The law of love is the law of life, the law which loves all life; it teaches us to seek the life of the other over the life of the self. Our fallen will only allows for self-love, a parody of love which cannot be said to be love at all. The law of love is the love of self-sacrifice for the other, not the demand of the other to be sacrificed for the self. Cain’s sacrifice of Abel shows the two different loves; Cain was cursed due to his sin, stained by the blood of his brother, while Abel’s death sanctified him and made Abel righteous before God. His innocence and love for his brother remained, even in death. And yet, being the first to kill, Cain was judged but sent to die: “God’s judgment was itself a sign, which protected him from being killed.”[4] The first murderer was marked for life, not death, indicating death is not to be met by more killing but penitential judgment, If any deserved to die due to murder, it was Cain, but God saw to it that murder should not start an endless cycle of death. God’s goodness goes even to Cain, preserving him in life, shows the world that murder’s proper response is a life of penance.
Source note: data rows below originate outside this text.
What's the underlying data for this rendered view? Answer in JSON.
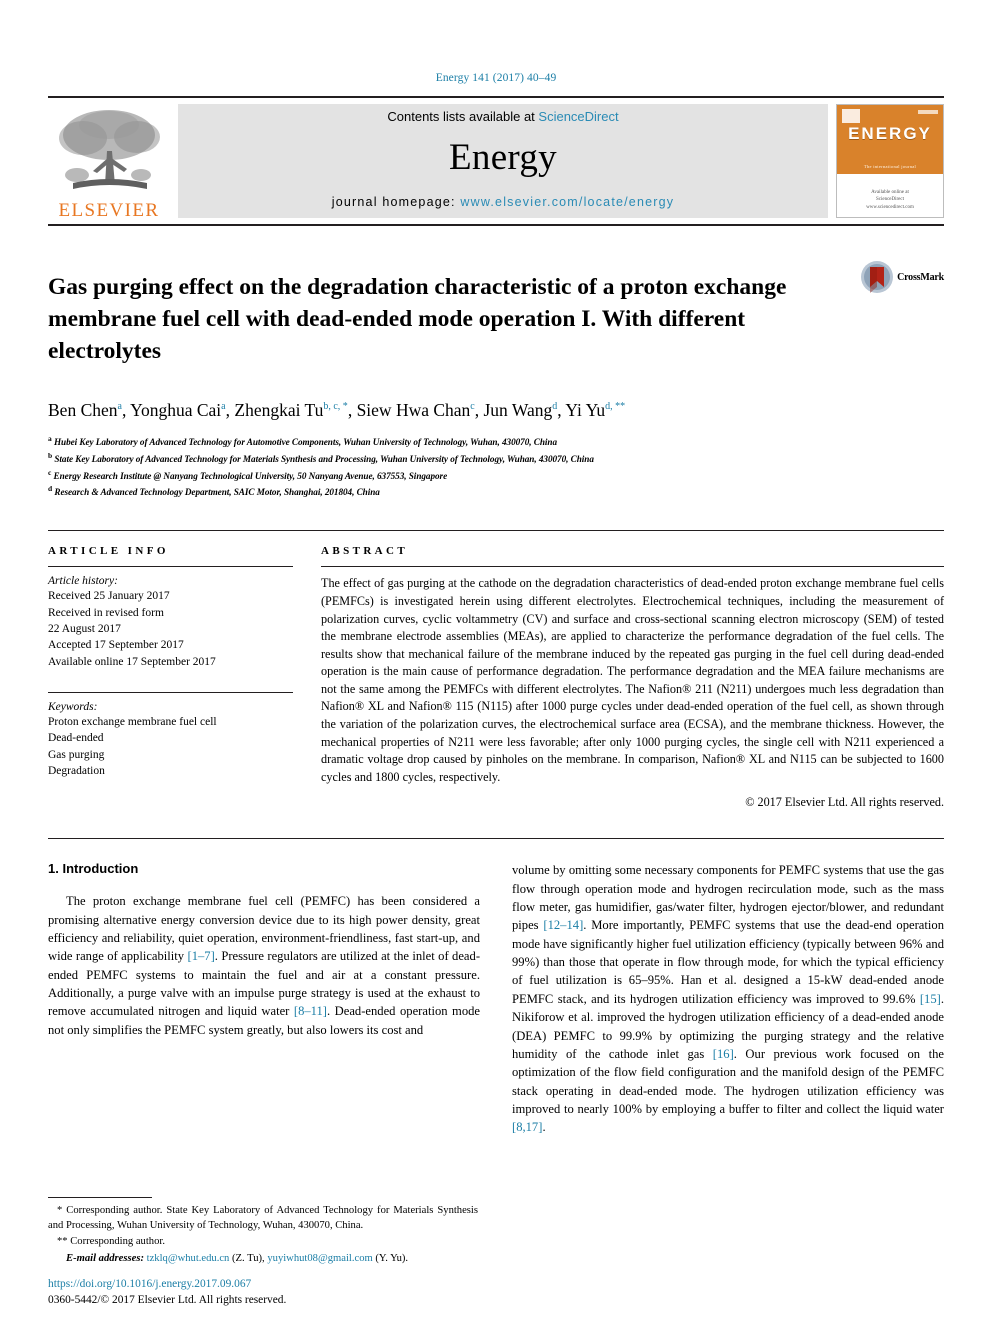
{
  "running_head": "Energy 141 (2017) 40–49",
  "masthead": {
    "publisher_name": "ELSEVIER",
    "contents_text": "Contents lists available at ",
    "sciencedirect": "ScienceDirect",
    "journal_title": "Energy",
    "homepage_label": "journal homepage: ",
    "homepage_url": "www.elsevier.com/locate/energy",
    "cover_title": "ENERGY",
    "cover_tagline": "The international journal",
    "cover_footer_1": "Available online at",
    "cover_footer_2": "ScienceDirect",
    "cover_footer_3": "www.sciencedirect.com",
    "link_color": "#2a8bb5",
    "brand_orange": "#e87722"
  },
  "article": {
    "title": "Gas purging effect on the degradation characteristic of a proton exchange membrane fuel cell with dead-ended mode operation I. With different electrolytes",
    "crossmark_label": "CrossMark",
    "authors": [
      {
        "name": "Ben Chen",
        "sup": "a",
        "sep": ", "
      },
      {
        "name": "Yonghua Cai",
        "sup": "a",
        "sep": ", "
      },
      {
        "name": "Zhengkai Tu",
        "sup": "b, c, *",
        "sep": ", "
      },
      {
        "name": "Siew Hwa Chan",
        "sup": "c",
        "sep": ", "
      },
      {
        "name": "Jun Wang",
        "sup": "d",
        "sep": ", "
      },
      {
        "name": "Yi Yu",
        "sup": "d, **",
        "sep": ""
      }
    ],
    "affiliations": [
      {
        "sup": "a",
        "text": "Hubei Key Laboratory of Advanced Technology for Automotive Components, Wuhan University of Technology, Wuhan, 430070, China"
      },
      {
        "sup": "b",
        "text": "State Key Laboratory of Advanced Technology for Materials Synthesis and Processing, Wuhan University of Technology, Wuhan, 430070, China"
      },
      {
        "sup": "c",
        "text": "Energy Research Institute @ Nanyang Technological University, 50 Nanyang Avenue, 637553, Singapore"
      },
      {
        "sup": "d",
        "text": "Research & Advanced Technology Department, SAIC Motor, Shanghai, 201804, China"
      }
    ]
  },
  "article_info": {
    "label": "ARTICLE INFO",
    "history_title": "Article history:",
    "history": [
      "Received 25 January 2017",
      "Received in revised form",
      "22 August 2017",
      "Accepted 17 September 2017",
      "Available online 17 September 2017"
    ],
    "keywords_title": "Keywords:",
    "keywords": [
      "Proton exchange membrane fuel cell",
      "Dead-ended",
      "Gas purging",
      "Degradation"
    ]
  },
  "abstract": {
    "label": "ABSTRACT",
    "text": "The effect of gas purging at the cathode on the degradation characteristics of dead-ended proton exchange membrane fuel cells (PEMFCs) is investigated herein using different electrolytes. Electrochemical techniques, including the measurement of polarization curves, cyclic voltammetry (CV) and surface and cross-sectional scanning electron microscopy (SEM) of tested the membrane electrode assemblies (MEAs), are applied to characterize the performance degradation of the fuel cells. The results show that mechanical failure of the membrane induced by the repeated gas purging in the fuel cell during dead-ended operation is the main cause of performance degradation. The performance degradation and the MEA failure mechanisms are not the same among the PEMFCs with different electrolytes. The Nafion® 211 (N211) undergoes much less degradation than Nafion® XL and Nafion® 115 (N115) after 1000 purge cycles under dead-ended operation of the fuel cell, as shown through the variation of the polarization curves, the electrochemical surface area (ECSA), and the membrane thickness. However, the mechanical properties of N211 were less favorable; after only 1000 purging cycles, the single cell with N211 experienced a dramatic voltage drop caused by pinholes on the membrane. In comparison, Nafion® XL and N115 can be subjected to 1600 cycles and 1800 cycles, respectively.",
    "copyright": "© 2017 Elsevier Ltd. All rights reserved."
  },
  "introduction": {
    "heading": "1. Introduction",
    "left_para_1": "The proton exchange membrane fuel cell (PEMFC) has been considered a promising alternative energy conversion device due to its high power density, great efficiency and reliability, quiet operation, environment-friendliness, fast start-up, and wide range of applicability ",
    "left_ref_1": "[1–7]",
    "left_para_2": ". Pressure regulators are utilized at the inlet of dead-ended PEMFC systems to maintain the fuel and air at a constant pressure. Additionally, a purge valve with an impulse purge strategy is used at the exhaust to remove accumulated nitrogen and liquid water ",
    "left_ref_2": "[8–11]",
    "left_para_3": ". Dead-ended operation mode not only simplifies the PEMFC system greatly, but also lowers its cost and",
    "right_para_1": "volume by omitting some necessary components for PEMFC systems that use the gas flow through operation mode and hydrogen recirculation mode, such as the mass flow meter, gas humidifier, gas/water filter, hydrogen ejector/blower, and redundant pipes ",
    "right_ref_1": "[12–14]",
    "right_para_2": ". More importantly, PEMFC systems that use the dead-end operation mode have significantly higher fuel utilization efficiency (typically between 96% and 99%) than those that operate in flow through mode, for which the typical efficiency of fuel utilization is 65–95%. Han et al. designed a 15-kW dead-ended anode PEMFC stack, and its hydrogen utilization efficiency was improved to 99.6% ",
    "right_ref_2": "[15]",
    "right_para_3": ". Nikiforow et al. improved the hydrogen utilization efficiency of a dead-ended anode (DEA) PEMFC to 99.9% by optimizing the purging strategy and the relative humidity of the cathode inlet gas ",
    "right_ref_3": "[16]",
    "right_para_4": ". Our previous work focused on the optimization of the flow field configuration and the manifold design of the PEMFC stack operating in dead-ended mode. The hydrogen utilization efficiency was improved to nearly 100% by employing a buffer to filter and collect the liquid water ",
    "right_ref_4": "[8,17]",
    "right_para_5": "."
  },
  "footnotes": {
    "corr_1_marker": "*",
    "corr_1": " Corresponding author. State Key Laboratory of Advanced Technology for Materials Synthesis and Processing, Wuhan University of Technology, Wuhan, 430070, China.",
    "corr_2_marker": "**",
    "corr_2": " Corresponding author.",
    "emails_label": "E-mail addresses:",
    "email_1": "tzklq@whut.edu.cn",
    "email_1_owner": "(Z. Tu)",
    "email_2": "yuyiwhut08@gmail.com",
    "email_2_owner": "(Y. Yu).",
    "doi": "https://doi.org/10.1016/j.energy.2017.09.067",
    "issn_line": "0360-5442/© 2017 Elsevier Ltd. All rights reserved."
  }
}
We must learn to love, including loving our enemies, loving those who wish us wrong. This is the only way to live out the law “thou shalt not kill,” as St. Gregory Palamas beautifully explains:

‘You shall not kill’ (Exod. 20 : 15), lest you forfeit the adoption of Him who quickens even the dead, and because your actions are adopted instead by the devil, who was ‘a murderer from the beginning’ ( John 8: 44). As murder results from a blow, a blow from an insult, an insult from anger, and we are roused to anger because someone else injures, hits or insults us, for this reason Christ told us not to stop anyone who took our coat from taking our shirt also (cf. Luke 6:29); and we must not strike back at him who strikes us, or revile him who reviles us. In this manner we will free from the crime of murder both ourself and him who does us wrong.[5]
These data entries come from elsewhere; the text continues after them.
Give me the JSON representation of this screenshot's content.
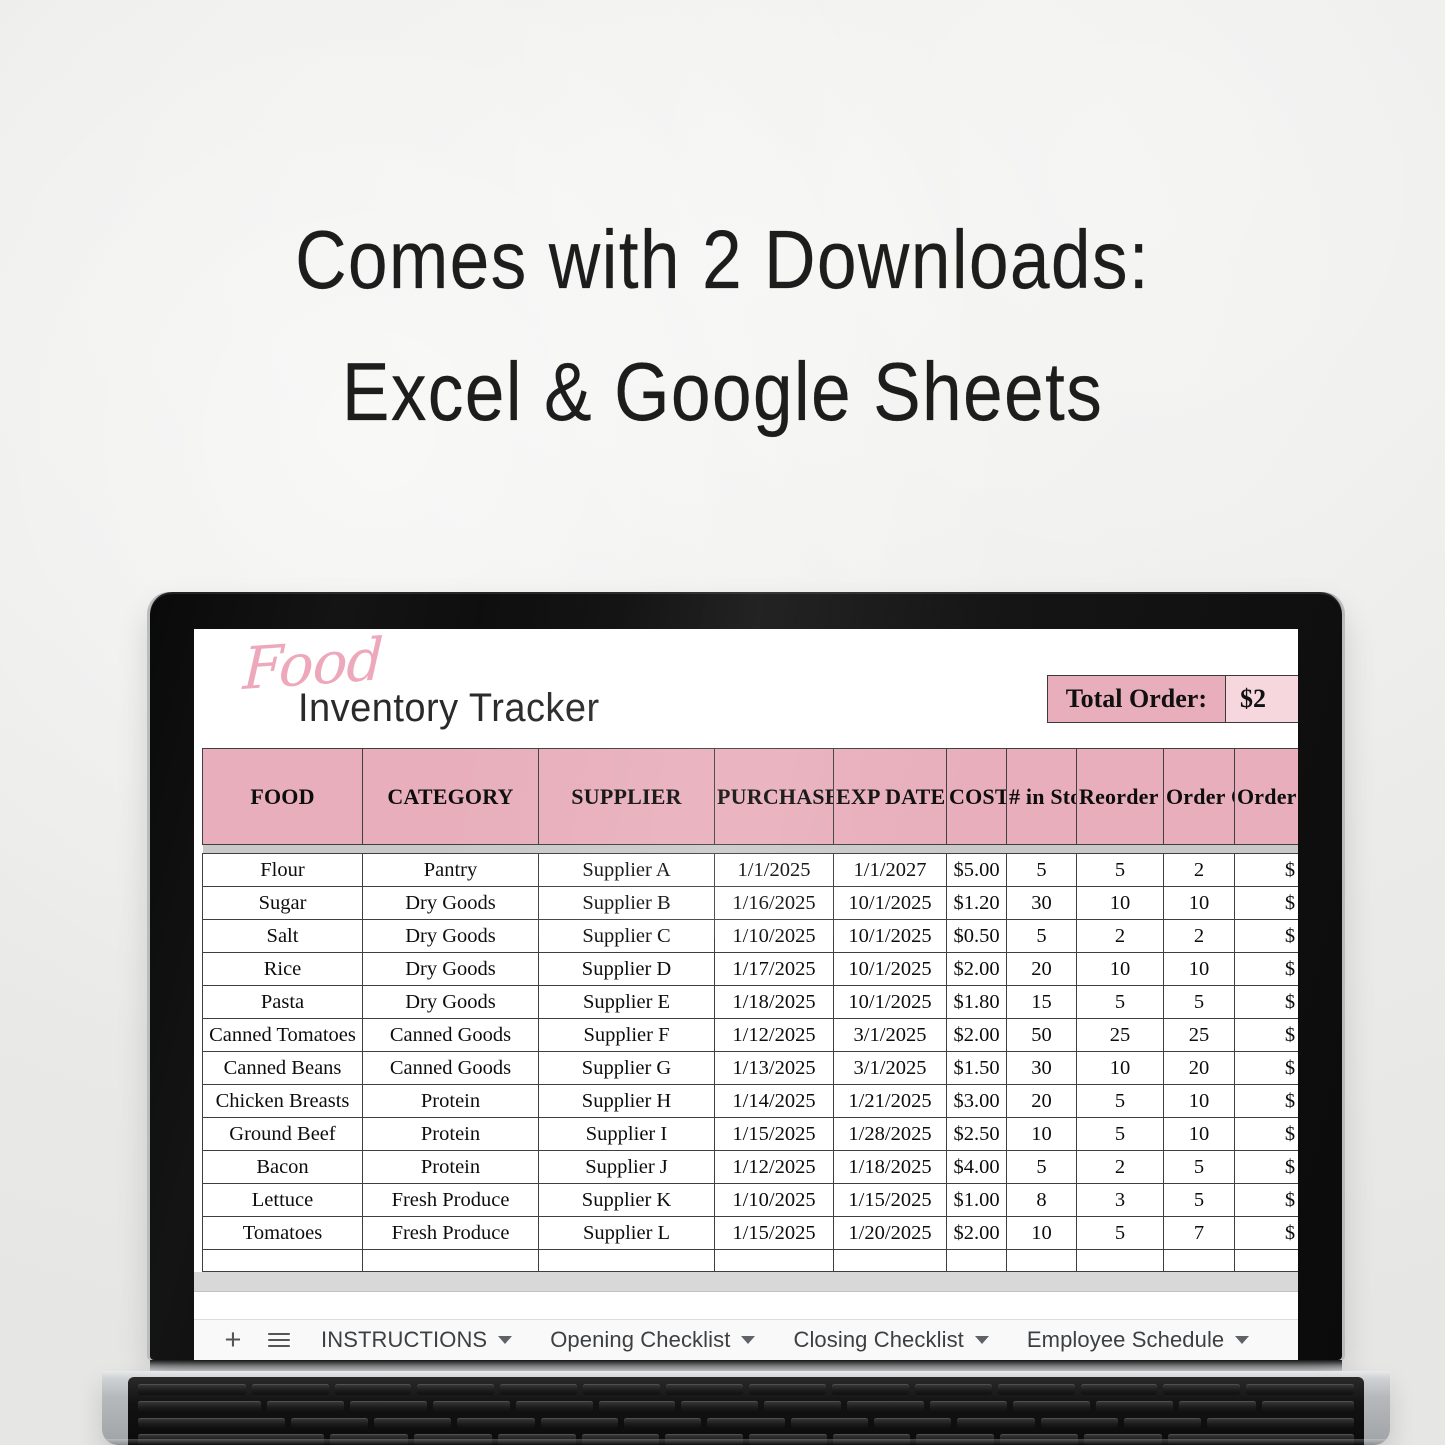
{
  "headline": {
    "line1": "Comes with 2 Downloads:",
    "line2": "Excel & Google Sheets"
  },
  "spreadsheet": {
    "brand_script": "Food",
    "brand_subtitle": "Inventory Tracker",
    "total_order_label": "Total Order:",
    "total_order_value": "$2",
    "accent_pink": "#e8aebb",
    "accent_pink_light": "#f6d7de",
    "script_pink": "#eda8bb",
    "columns": [
      "FOOD",
      "CATEGORY",
      "SUPPLIER",
      "PURCHASE DATE",
      "EXP DATE",
      "COST Per Item",
      "# in Stock",
      "Reorder Level",
      "Order Qty",
      "Order Price"
    ],
    "rows": [
      {
        "food": "Flour",
        "category": "Pantry",
        "supplier": "Supplier A",
        "purchase_date": "1/1/2025",
        "exp_date": "1/1/2027",
        "cost": "$5.00",
        "stock": "5",
        "reorder": "5",
        "qty": "2",
        "price": "$"
      },
      {
        "food": "Sugar",
        "category": "Dry Goods",
        "supplier": "Supplier B",
        "purchase_date": "1/16/2025",
        "exp_date": "10/1/2025",
        "cost": "$1.20",
        "stock": "30",
        "reorder": "10",
        "qty": "10",
        "price": "$"
      },
      {
        "food": "Salt",
        "category": "Dry Goods",
        "supplier": "Supplier C",
        "purchase_date": "1/10/2025",
        "exp_date": "10/1/2025",
        "cost": "$0.50",
        "stock": "5",
        "reorder": "2",
        "qty": "2",
        "price": "$"
      },
      {
        "food": "Rice",
        "category": "Dry Goods",
        "supplier": "Supplier D",
        "purchase_date": "1/17/2025",
        "exp_date": "10/1/2025",
        "cost": "$2.00",
        "stock": "20",
        "reorder": "10",
        "qty": "10",
        "price": "$"
      },
      {
        "food": "Pasta",
        "category": "Dry Goods",
        "supplier": "Supplier E",
        "purchase_date": "1/18/2025",
        "exp_date": "10/1/2025",
        "cost": "$1.80",
        "stock": "15",
        "reorder": "5",
        "qty": "5",
        "price": "$"
      },
      {
        "food": "Canned Tomatoes",
        "category": "Canned Goods",
        "supplier": "Supplier F",
        "purchase_date": "1/12/2025",
        "exp_date": "3/1/2025",
        "cost": "$2.00",
        "stock": "50",
        "reorder": "25",
        "qty": "25",
        "price": "$"
      },
      {
        "food": "Canned Beans",
        "category": "Canned Goods",
        "supplier": "Supplier G",
        "purchase_date": "1/13/2025",
        "exp_date": "3/1/2025",
        "cost": "$1.50",
        "stock": "30",
        "reorder": "10",
        "qty": "20",
        "price": "$"
      },
      {
        "food": "Chicken Breasts",
        "category": "Protein",
        "supplier": "Supplier H",
        "purchase_date": "1/14/2025",
        "exp_date": "1/21/2025",
        "cost": "$3.00",
        "stock": "20",
        "reorder": "5",
        "qty": "10",
        "price": "$"
      },
      {
        "food": "Ground Beef",
        "category": "Protein",
        "supplier": "Supplier I",
        "purchase_date": "1/15/2025",
        "exp_date": "1/28/2025",
        "cost": "$2.50",
        "stock": "10",
        "reorder": "5",
        "qty": "10",
        "price": "$"
      },
      {
        "food": "Bacon",
        "category": "Protein",
        "supplier": "Supplier J",
        "purchase_date": "1/12/2025",
        "exp_date": "1/18/2025",
        "cost": "$4.00",
        "stock": "5",
        "reorder": "2",
        "qty": "5",
        "price": "$"
      },
      {
        "food": "Lettuce",
        "category": "Fresh Produce",
        "supplier": "Supplier K",
        "purchase_date": "1/10/2025",
        "exp_date": "1/15/2025",
        "cost": "$1.00",
        "stock": "8",
        "reorder": "3",
        "qty": "5",
        "price": "$"
      },
      {
        "food": "Tomatoes",
        "category": "Fresh Produce",
        "supplier": "Supplier L",
        "purchase_date": "1/15/2025",
        "exp_date": "1/20/2025",
        "cost": "$2.00",
        "stock": "10",
        "reorder": "5",
        "qty": "7",
        "price": "$"
      }
    ]
  },
  "tabbar": {
    "add_sheet_icon": "plus-icon",
    "all_sheets_icon": "hamburger-menu-icon",
    "tabs": [
      {
        "label": "INSTRUCTIONS",
        "caret": "chevron-down-icon"
      },
      {
        "label": "Opening Checklist",
        "caret": "chevron-down-icon"
      },
      {
        "label": "Closing Checklist",
        "caret": "chevron-down-icon"
      },
      {
        "label": "Employee Schedule",
        "caret": "chevron-down-icon"
      }
    ]
  }
}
Love, not hate, self-sacrifice instead of self-love, willing to die instead of to kill – that is the way of Christ, whose path we are to follow if we want to be saved. Do not kill means more than that it first seems to suggest, once we look to the spirit behind it. It is the love of love, the love of promoting the good of the other, whether or not we think they deserve it. “Thus the deepest element of God’s commandment to protect human life is the requirement to show reverence and love for every person and the life of every person.”[6] That is the law of God, the law of love, the law which Jesus himself fulfills in his death, a law which God affirms in the resurrection of Christ. How can we deny it when God has promoted it thus?


We have another passage which explores themes already addressed, themes which are in the spirit of Anthony. It is quite possible this would be something he would write. He, after all, talks about the long-suffering love of God for humanity in his letters, indicating God’s unmerited benevolence toward us. [7] Thus, we have another text which easily could be by Anthony; it certainly shows nothing which he would likely disapprove.

[1] “On the Character of Men and on the Virtuous Life,” 348 (#123).

[2] St. John Climacus, The Ladder of Divine Ascent, 190.

[3] Pope John Paul II, Evangelium Vitae. Vatican translation. ¶40.

[4] Theodoret of Cyrus, The Questions on the Octateuch: Volume I On Genesis and Exodus. Trans. Robert C. Hill (Washington, DC: CUA Press, 2007), 91.

[5] St. Gregory Palamas, “A New Testament Decalogue” in The Philokalia: the Complete Text. Volume IV. Trans. and ed. G.E.H. Palmer, Philip Sherrard, and Kallistos Ware (London: Faber and Faber, 1995), 329.


[6] Pope John Paul, , Evangelium Vitae,. ¶41.

[7] See Chitty, Letters of St. Antony,  Letter II for this theme.